GOP Senators take a shot at Trump’s trade deficit beliefs
Donald Trump is obsessed with the trade deficit in this country, but some experts say his rants show that he does not fundamentally understand it.
Now, several GOP Senators, even some of Trump’s allies, are pushing back on Trump’s trade deficit comments as well as his tariffs.
Trump hates trade deficit
When Trump was first asked about his tariffs and what countries like Canada and Mexico can do to avoid tariffs, he was pretty specific.
Trump stated, “They have to balance out their trade, number one. We have deficits with almost every country—not every country, but almost—and we’re going to change it.”
While I applaud Trump’s effort to bring manufacturing back to the United States, that ship may have sailed after decades of declining manufacturing in the country.
Vance Ginn, an economist and adviser in Trump’s first term, pushed back on Trump’s solution, stating, “The tradeoffs from these tariffs are too high.” He continued, “There’s got to be a better way than using them as blunt instrument. Ultimately, they hurt Americans — they’re taxes on Americans.”
GOP pushes back
Senator Ted Cruz (R-TX), who arguably has been Trump’s biggest supporter in Congress after their 2016 tussle for the nomination, is among those pushing back against the tariffs by Trump.
He stated, "Tariffs are a tax on consumers, and I'm not a fan of jacking up taxes on American consumers, so my hope is these tariffs are short-lived, and they serve as leverage to lower tariffs across the globe.”
He then added, "If we're in a scenario 30 days from now, 60 days from now, 90 days from now with massive American tariffs and massive tariffs on American goods in every other country on Earth, it's a terrible outcome.”
Elon Musk had even come out against the tariffs, stating that he was hoping for "complete freedom of trade between the United States and Europe."
It’s a fallacy
Senator Rand Paul (R-KY) is another key Republican who stated that he is not in favor of tariffs, but he also came out against Trump’s understanding of the trade deficit, and did so rather harshly.
He stated, “The U.S. doesn’t trade with China, you trade with Walmart, you trade with Target, you trade with Amazon.
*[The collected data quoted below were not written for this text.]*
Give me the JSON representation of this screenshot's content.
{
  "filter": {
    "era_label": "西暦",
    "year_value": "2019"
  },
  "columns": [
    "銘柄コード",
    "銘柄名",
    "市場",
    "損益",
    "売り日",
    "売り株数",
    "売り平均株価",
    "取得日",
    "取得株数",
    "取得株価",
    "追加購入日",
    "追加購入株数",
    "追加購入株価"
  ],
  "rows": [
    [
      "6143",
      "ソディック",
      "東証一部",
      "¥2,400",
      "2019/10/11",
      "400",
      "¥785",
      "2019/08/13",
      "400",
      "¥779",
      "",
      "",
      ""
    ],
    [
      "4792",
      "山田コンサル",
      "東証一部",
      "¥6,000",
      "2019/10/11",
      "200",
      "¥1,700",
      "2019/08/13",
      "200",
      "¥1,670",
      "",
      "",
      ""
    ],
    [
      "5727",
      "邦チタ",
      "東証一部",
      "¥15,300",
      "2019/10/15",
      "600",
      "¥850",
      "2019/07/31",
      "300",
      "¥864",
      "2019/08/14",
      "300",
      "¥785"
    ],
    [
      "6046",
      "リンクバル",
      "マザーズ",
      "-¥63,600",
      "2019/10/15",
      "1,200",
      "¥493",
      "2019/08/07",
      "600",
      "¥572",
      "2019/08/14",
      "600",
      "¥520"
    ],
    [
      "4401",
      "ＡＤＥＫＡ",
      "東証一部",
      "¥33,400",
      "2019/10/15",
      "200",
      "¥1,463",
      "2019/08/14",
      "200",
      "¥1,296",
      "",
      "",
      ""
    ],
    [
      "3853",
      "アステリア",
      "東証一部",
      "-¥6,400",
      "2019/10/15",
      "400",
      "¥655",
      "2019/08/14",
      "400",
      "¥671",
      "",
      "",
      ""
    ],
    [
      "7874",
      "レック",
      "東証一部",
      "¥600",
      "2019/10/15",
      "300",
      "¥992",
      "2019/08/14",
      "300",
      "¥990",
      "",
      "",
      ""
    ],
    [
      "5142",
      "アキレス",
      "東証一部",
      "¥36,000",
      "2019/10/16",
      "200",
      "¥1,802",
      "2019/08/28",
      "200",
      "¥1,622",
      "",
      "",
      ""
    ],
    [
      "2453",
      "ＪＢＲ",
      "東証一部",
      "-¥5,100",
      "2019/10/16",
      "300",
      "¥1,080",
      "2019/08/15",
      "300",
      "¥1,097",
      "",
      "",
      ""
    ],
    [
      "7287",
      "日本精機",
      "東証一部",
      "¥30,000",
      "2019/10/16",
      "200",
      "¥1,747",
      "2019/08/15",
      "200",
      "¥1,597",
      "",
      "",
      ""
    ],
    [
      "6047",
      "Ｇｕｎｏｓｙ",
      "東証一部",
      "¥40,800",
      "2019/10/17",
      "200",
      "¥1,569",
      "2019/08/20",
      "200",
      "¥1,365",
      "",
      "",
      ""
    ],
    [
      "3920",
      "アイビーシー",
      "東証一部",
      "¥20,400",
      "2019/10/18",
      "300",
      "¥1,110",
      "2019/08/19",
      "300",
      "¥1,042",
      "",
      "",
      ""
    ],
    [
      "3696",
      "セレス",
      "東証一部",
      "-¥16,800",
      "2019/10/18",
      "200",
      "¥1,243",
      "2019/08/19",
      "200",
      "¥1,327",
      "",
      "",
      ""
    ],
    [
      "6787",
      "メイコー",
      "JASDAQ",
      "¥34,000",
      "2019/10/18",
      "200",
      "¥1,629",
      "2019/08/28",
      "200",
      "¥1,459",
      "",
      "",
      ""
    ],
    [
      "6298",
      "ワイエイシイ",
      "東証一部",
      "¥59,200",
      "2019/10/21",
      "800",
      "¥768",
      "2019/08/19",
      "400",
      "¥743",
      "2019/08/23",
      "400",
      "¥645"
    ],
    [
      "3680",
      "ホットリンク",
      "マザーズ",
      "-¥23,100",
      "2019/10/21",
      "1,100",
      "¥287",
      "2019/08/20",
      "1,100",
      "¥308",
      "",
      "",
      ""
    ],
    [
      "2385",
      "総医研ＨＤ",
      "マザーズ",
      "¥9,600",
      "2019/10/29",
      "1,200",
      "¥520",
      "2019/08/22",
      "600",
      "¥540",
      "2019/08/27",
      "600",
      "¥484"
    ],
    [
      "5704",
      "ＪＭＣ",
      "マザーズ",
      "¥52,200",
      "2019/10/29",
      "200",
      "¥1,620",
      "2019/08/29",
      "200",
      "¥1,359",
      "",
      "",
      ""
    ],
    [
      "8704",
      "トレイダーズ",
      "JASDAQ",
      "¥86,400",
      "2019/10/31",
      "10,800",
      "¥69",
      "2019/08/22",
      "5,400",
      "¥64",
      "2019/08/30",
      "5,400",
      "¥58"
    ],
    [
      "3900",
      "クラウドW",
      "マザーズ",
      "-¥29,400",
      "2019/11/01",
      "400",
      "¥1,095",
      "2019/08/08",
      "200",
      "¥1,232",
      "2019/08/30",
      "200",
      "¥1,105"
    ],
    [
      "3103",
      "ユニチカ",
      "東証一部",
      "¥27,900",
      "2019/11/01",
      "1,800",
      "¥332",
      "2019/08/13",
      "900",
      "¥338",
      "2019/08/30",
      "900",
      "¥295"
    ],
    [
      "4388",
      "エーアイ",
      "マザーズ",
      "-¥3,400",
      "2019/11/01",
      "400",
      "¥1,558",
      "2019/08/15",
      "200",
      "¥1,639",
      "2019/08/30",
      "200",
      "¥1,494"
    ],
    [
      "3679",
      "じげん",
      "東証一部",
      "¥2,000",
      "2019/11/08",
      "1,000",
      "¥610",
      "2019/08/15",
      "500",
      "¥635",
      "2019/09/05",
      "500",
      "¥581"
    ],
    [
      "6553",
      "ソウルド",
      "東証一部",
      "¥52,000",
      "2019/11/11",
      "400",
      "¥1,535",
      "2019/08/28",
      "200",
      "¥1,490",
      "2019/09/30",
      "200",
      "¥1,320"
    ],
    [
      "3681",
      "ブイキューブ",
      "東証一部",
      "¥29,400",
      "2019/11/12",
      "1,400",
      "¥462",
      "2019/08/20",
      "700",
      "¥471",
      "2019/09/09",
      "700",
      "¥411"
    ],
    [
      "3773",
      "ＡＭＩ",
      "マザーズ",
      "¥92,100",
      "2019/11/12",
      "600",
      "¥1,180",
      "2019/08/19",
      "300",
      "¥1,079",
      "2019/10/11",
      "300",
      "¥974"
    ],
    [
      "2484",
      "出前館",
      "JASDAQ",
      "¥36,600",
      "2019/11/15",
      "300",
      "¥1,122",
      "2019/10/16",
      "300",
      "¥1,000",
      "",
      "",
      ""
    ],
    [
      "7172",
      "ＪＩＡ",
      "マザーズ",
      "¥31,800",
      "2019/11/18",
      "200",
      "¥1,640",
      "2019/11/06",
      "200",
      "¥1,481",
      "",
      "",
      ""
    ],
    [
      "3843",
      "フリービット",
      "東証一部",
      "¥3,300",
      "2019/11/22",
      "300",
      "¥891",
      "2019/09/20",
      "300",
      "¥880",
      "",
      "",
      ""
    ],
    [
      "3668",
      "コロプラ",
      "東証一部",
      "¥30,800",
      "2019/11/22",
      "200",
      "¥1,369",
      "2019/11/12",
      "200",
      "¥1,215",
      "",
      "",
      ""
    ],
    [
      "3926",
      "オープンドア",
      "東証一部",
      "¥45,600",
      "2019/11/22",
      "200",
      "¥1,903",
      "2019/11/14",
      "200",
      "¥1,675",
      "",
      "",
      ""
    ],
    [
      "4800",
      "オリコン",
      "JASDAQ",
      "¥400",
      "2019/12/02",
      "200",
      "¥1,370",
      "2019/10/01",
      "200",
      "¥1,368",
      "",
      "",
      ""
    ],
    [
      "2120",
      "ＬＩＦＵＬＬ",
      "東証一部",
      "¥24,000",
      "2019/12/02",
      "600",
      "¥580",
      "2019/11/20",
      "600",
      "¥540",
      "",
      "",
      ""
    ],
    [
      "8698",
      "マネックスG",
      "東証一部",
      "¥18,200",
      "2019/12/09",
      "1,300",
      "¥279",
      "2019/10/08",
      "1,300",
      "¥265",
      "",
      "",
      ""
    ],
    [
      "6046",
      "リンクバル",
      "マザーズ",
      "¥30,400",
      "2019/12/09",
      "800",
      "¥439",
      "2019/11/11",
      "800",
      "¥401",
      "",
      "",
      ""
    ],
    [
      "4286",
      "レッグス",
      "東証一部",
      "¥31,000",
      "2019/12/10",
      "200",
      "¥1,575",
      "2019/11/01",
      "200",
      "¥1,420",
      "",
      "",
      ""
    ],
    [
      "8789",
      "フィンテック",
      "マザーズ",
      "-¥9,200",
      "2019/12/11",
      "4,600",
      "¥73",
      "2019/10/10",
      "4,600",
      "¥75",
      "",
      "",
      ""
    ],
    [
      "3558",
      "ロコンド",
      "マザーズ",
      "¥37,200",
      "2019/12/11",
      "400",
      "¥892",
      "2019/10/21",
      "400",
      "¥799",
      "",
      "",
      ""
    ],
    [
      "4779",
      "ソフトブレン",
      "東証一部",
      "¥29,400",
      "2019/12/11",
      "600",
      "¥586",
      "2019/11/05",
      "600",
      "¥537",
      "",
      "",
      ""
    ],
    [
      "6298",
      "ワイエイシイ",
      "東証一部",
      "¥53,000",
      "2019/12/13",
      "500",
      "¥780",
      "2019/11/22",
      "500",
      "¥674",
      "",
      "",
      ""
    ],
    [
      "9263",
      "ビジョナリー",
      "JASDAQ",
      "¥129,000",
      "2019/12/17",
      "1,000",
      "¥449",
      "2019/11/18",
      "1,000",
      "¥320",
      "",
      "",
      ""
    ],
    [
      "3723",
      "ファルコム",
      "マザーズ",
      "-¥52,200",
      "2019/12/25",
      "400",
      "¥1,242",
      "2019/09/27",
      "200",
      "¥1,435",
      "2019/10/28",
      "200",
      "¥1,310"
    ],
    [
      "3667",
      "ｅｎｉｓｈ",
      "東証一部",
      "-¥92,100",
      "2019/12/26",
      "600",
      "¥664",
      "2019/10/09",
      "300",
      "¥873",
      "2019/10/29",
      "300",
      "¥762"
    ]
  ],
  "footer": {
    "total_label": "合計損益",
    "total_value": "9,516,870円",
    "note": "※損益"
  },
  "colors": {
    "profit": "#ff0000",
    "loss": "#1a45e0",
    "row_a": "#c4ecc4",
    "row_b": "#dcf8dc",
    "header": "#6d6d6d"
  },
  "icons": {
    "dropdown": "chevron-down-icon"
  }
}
Americans go in and buy a product, it might come from China. Think about it this way, think about the entire trade with China, was all TVs, a million people go to Walmart and all buy a TV, they like the quality, they like the price, they happen to come from China.
“Then you draw a circle around China and the U.S. and say, my goodness, it is a trade deficit, we buy all of our TVs from over there. But each individual transaction, each individual who bought a TV was happy, but how can you draw a circle around a million happy people and say they all got ripped off? There is an economic fallacy here and the fallacy is that trade deficits actually mean anything. They’re an artificial accounting. The only trade that means anything is the individual who buys something. That’s the only real trade and that, by very definition of its voluntary is mutually beneficial or the trade doesn’t occur.”
He added that the United States has been operating with a trade deficit with China for about 50 years now, and “we got richer” in the process. If Trump cannot get the GOP to support his notion, how does he expect Americans to buy into it?